At 8:30 p.m., they push "play" on Taking Woodstock, a comedy/drama from the Academy Award-winning director Ang Lee (Brokeback Mountain, Crouching Tiger, Hidden Dragon) inspired by the true story of Elliot Tiber, a down-on-his-luck interior designer who moves upstate from Greenwich Village to help his parents run their dilapidated Catskills motel. It's 1969, the bank is about to foreclose and Elliot is still figuring how to come out to his parents. So, when Elliot hears that a neighbouring town has pulled the permit on a hippie music festival, he calls the producers, thinking he could drum up some much needed business for the motel. Three weeks later, half a million people are on their way to his neighbour's farm and Elliot finds himself swept up in the Woodstock Music and Arts Festival.

At 10:45 p.m., to get in back-to-school mode, they're screening Heathers, the film that made Winona Ryder and Christian Slater household names and went on to become one of the biggest cult classics of the '80s.

Gates open at 7:30 p.m., with BBQ and popcorn available. Entry is $20 per car, $7 per pedestrian and $5 per LUNA or Club Shred member. More film and event details are available at The screening will be cancelled in the event of rain.

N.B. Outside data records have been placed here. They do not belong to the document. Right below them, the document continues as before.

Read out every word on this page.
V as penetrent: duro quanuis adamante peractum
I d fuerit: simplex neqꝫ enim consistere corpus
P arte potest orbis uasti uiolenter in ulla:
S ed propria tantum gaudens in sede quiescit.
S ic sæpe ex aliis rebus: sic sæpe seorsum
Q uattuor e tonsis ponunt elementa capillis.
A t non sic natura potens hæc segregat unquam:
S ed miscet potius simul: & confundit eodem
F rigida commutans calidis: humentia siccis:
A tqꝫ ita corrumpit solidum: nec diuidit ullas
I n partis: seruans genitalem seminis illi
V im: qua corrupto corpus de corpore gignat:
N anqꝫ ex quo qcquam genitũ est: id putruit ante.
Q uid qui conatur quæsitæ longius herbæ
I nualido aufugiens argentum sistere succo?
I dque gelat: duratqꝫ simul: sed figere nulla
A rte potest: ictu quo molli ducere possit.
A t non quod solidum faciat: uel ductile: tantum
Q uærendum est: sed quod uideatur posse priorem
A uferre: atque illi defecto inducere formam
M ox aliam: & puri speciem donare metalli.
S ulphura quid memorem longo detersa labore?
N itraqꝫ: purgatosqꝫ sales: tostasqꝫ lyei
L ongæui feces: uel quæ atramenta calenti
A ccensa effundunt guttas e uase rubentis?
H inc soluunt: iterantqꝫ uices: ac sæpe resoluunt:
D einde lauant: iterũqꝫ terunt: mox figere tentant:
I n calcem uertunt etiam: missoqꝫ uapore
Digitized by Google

WAC extends support to shutterbugs

Anyone who has lived in Whistler for even a short length of time has probably noticed there is no shortage of talented photographers who call the Sea to Sky corridor home. Just check out the walls of your favourite coffee shop, or visit one of the many photography competitions and slideshows that are hosted throughout the year. You'll see that there are plenty of people who have a knack for capturing the natural beauty of the region, and the talent that dwells within.

To help encourage artists' photographic pursuits, the Whistler Arts Council (WAC) has introduced a $1,000 Photographers' Workshop Bursary, a new award designed to help a Sea to Sky photographer participate in a multi-day photographic workshop anywhere in North America. They are hoping that the selected photographer will then further the artistic achievement of photographers in the area by sharing the information they have learned in the form of a descriptive exhibition, seminar or community workshop.